Answered: Determining If Common Values Exist Between Two Pieces of Data
I have an interesting problem that NEEDS an interesting solution. For this example, assume that I have two sets of data that contains words separated by spaces. Set 1 contains 'green yellow orange red silver' set 2 contains 'black blue red white pink green'. I need to find out if any of the values in set 1 are contained in the data in set 2 - in this example, the subset I am looking for contains 'green' and 'red' as these two individual values are present in both set 1 and set 2. The number of exact matches themselves are not important for this project, all I need to know is if there are ANY common values between the two data sets (I think the proper terminology is 'intersection of sets').
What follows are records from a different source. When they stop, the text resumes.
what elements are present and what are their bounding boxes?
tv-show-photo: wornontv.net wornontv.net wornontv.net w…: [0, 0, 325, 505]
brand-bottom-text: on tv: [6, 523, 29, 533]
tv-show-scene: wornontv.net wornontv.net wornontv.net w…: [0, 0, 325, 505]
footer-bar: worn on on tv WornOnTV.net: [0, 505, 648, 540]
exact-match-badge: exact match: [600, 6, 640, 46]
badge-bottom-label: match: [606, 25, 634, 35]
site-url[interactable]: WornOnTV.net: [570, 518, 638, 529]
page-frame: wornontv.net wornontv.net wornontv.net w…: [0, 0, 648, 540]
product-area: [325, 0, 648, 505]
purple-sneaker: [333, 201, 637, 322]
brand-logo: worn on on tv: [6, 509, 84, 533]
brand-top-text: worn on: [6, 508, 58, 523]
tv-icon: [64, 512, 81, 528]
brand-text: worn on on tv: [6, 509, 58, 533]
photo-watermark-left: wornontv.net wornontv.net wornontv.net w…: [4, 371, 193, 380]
I can do this by breaking down one of the sets into its individual components and scripting to check if this information is contained in the other set. For example the scripting logic would be like this 'If [$set 1] Contains 'black'... do this' yet I would have to use a 'For Each... Next' command to loop back a total of six times to check each of the individual values in set 2 via establishing a variable and using 'Regular Expressions' ('... blue red white pink green').
I know that this method will work but it is slow and I have thousands of set 1 data that must be compared to set 2 data (I just scripted this somewhat convoluted logic this morning... it works but it takes some time!). I am curious if any of the EXCEPTIONALLY bright people here know of a more efficient method to compare two sets of data together to see if any common values are present. All I need to know is that either 'Yes' (1) or 'No' (0) concerning the existence of common values between the two sets. If so, how can I go about doing this in Brilliant Database?
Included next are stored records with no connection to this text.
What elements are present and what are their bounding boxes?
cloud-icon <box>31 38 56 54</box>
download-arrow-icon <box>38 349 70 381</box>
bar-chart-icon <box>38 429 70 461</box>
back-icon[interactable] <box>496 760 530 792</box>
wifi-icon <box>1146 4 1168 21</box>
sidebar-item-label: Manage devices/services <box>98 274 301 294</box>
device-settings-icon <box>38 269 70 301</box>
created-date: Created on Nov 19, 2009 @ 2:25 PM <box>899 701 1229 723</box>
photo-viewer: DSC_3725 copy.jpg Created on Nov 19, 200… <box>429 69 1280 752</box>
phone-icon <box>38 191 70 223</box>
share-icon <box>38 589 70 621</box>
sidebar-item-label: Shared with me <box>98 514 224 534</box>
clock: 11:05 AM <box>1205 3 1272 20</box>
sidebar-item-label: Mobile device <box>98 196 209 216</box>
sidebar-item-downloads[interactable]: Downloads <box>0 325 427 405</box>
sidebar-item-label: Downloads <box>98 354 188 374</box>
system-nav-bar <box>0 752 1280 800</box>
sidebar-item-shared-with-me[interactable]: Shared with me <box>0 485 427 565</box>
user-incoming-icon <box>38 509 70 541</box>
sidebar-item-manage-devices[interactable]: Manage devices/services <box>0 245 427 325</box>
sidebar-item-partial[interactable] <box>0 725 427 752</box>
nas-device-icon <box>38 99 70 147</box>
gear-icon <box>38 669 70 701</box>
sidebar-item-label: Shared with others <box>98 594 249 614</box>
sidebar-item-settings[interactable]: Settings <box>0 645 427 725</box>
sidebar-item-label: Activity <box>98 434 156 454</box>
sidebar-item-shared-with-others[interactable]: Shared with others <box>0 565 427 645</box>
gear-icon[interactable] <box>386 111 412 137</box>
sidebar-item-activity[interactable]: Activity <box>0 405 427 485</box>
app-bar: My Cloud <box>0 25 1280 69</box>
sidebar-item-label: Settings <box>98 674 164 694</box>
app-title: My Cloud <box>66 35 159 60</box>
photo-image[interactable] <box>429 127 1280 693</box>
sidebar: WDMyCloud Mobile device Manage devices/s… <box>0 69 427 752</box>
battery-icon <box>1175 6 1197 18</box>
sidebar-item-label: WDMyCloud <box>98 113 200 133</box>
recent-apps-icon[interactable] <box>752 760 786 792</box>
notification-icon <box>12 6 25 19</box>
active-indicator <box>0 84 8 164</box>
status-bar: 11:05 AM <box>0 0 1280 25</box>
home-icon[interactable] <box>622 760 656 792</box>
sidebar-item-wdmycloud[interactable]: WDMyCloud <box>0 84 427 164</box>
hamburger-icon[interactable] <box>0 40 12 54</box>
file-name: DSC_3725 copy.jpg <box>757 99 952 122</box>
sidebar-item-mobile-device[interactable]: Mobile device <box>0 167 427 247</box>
The information contained within each data set changes with each comparison (I failed to include that vital piece of information). Because of that dynamic nature, I do not believe that a query would work.
Unfortunately, Brilliant Database will NOT allow you to drop out of a loop when a match is made - that ability would work out extremely nice but once you start a loop, it will run through its entirety regardless of any 'Break', 'Goto... Labels', or usage of 'If' statements. I have tried every trick I know for exiting a 'For Each.. Next' loop prematurely/early and that ability is not present. If you have been able to make this work, please share!
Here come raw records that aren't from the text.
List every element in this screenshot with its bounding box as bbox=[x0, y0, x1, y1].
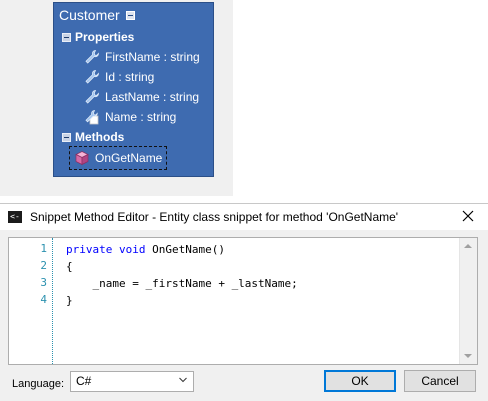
properties-section-header[interactable]: Properties bbox=[54, 27, 213, 47]
wrench-doc-icon bbox=[85, 110, 99, 125]
code-line: } bbox=[66, 294, 73, 307]
line-number: 1 bbox=[40, 242, 47, 255]
property-label: Id : string bbox=[105, 70, 155, 84]
line-number: 2 bbox=[40, 259, 47, 272]
code-editor[interactable]: 1 2 3 4 private void OnGetName() { _name … bbox=[8, 237, 478, 365]
gutter-divider bbox=[52, 238, 53, 364]
line-number: 4 bbox=[40, 293, 47, 306]
property-item[interactable]: LastName : string bbox=[54, 87, 213, 107]
wrench-icon bbox=[85, 70, 99, 84]
property-item[interactable]: FirstName : string bbox=[54, 47, 213, 67]
designer-canvas: Customer Properties FirstName : string I… bbox=[0, 0, 233, 196]
property-item[interactable]: Id : string bbox=[54, 67, 213, 87]
code-line: { bbox=[66, 260, 73, 273]
language-value: C# bbox=[76, 374, 92, 388]
method-label: OnGetName bbox=[95, 151, 163, 165]
code-line: _name = _firstName + _lastName; bbox=[66, 277, 298, 290]
scroll-down-icon[interactable] bbox=[464, 354, 472, 358]
language-select[interactable]: C# bbox=[70, 371, 194, 392]
dialog-titlebar[interactable]: <- Snippet Method Editor - Entity class … bbox=[0, 204, 488, 230]
method-item[interactable]: OnGetName bbox=[54, 146, 213, 170]
properties-label: Properties bbox=[75, 30, 135, 44]
language-label: Language: bbox=[12, 378, 64, 390]
property-item[interactable]: Name : string bbox=[54, 107, 213, 127]
wrench-icon bbox=[85, 50, 99, 64]
scroll-up-icon[interactable] bbox=[464, 244, 472, 248]
app-icon: <- bbox=[8, 211, 22, 223]
property-label: FirstName : string bbox=[105, 50, 200, 64]
ok-button[interactable]: OK bbox=[324, 370, 396, 392]
code-text[interactable]: private void OnGetName() { _name = _first… bbox=[66, 241, 298, 309]
chevron-down-icon bbox=[179, 377, 187, 383]
code-text-run: OnGetName() bbox=[145, 243, 225, 256]
code-line: private void OnGetName() bbox=[66, 241, 298, 258]
code-keyword: private bbox=[66, 243, 113, 256]
collapse-entity-icon[interactable] bbox=[125, 10, 135, 20]
code-keyword: void bbox=[118, 243, 146, 256]
wrench-icon bbox=[85, 90, 99, 104]
entity-header[interactable]: Customer bbox=[54, 3, 213, 27]
line-number: 3 bbox=[40, 276, 47, 289]
collapse-methods-icon[interactable] bbox=[62, 132, 71, 142]
methods-section-header[interactable]: Methods bbox=[54, 127, 213, 147]
snippet-method-editor-dialog: <- Snippet Method Editor - Entity class … bbox=[0, 203, 488, 401]
selected-method[interactable]: OnGetName bbox=[69, 146, 168, 170]
dialog-title: Snippet Method Editor - Entity class sni… bbox=[30, 210, 399, 224]
entity-shape-customer[interactable]: Customer Properties FirstName : string I… bbox=[53, 2, 214, 177]
property-label: Name : string bbox=[105, 110, 177, 124]
method-cube-icon bbox=[75, 151, 89, 166]
collapse-properties-icon[interactable] bbox=[62, 32, 71, 42]
entity-title: Customer bbox=[59, 7, 120, 23]
cancel-button[interactable]: Cancel bbox=[404, 370, 476, 392]
close-icon[interactable] bbox=[460, 208, 476, 224]
line-number-gutter: 1 2 3 4 bbox=[9, 238, 53, 364]
property-label: LastName : string bbox=[105, 90, 200, 104]
methods-label: Methods bbox=[75, 130, 125, 144]
vertical-scrollbar[interactable] bbox=[459, 238, 477, 364]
Both sets of data change - there is never a constant or repeatable amount of data. Set 1 may have only one word whereas set 2 may have 12 words. The next comparison could have eight words in set 1 and three words in set two. Because of this dynamic nature of the data, I do not think that a query could be used successfully for this analysis. Looping via a 'For Each... Next' does work but it takes too long for my liking.
If you make a simple 'For Each... Next' loop and step through the script line by line I suspect that you will see that it will loop the whole original number of loops regardless of any attempts at exiting the loop early. I have tried all options that I am aware of and NOTHING would change that. Changing the value of the variable controlling the number of loops did nothing, 'Goto Labels' was ignored, and various attempts at using VBScripts (which Brilliant Database claims to support) had no affect.
I would love to see this ability actually work within Brilliant Database but it does not. I reported this bug to Brilliant Database last year and received a rely that they, too, were able to replicate the problem and said that it would be corrected in future releases (this was prior to V10 coming out) yet it still exists. I have not tried it in v10.54... maybe it has been fixed but I know it does not work in v10.5. If you were able to make it work in the current release version I would greatly appreciate knowing what you did!
For argument's sake, assume 12 words as a maximum for set 1 and set 2. In actual practice, 12 words should be the maximum for one set while the other set could have hundreds (limited only to the number that can be held in a Recordset). That would be a massive query (if that is what you are thinking). Yes, I realize that this is an odd problem but that is what I am trying to tackle! Given the constraints of the problem, I do not think that it can be dealt with in a simpler fashion.
I have tried that and it does not work. I will post an example later to demonstrate that once you start a 'For Each... Next' loop in Brilliant Database that it cannot be stopped early regardless of what instructions/scripting are included instructing it to do otherwise. I have fought this issue for a very long time.
I seem to have completely misunderstood what you are trying to do.
I assumed you have a record selected that contains a field which could contain upwards of 12 words, and you wanted to run a search to see if any other records from a different folder contained any of the 12 values from the selected record.
Sounds to me now like your trying to compare a batch of records against another batch of records.
The information I need to know is whether or not both data sets contain any of the same 'pieces' (in this example, 2851 and 2768 appear in both variables). There are slightly more than 105K records that will be compared to the second variable (note that the second variable may change each time the analysis is run so it, too, is dynamic). I am able to get correct answers now using my method but it is slow. I am going to test out MacHeuS's suggestion shortly.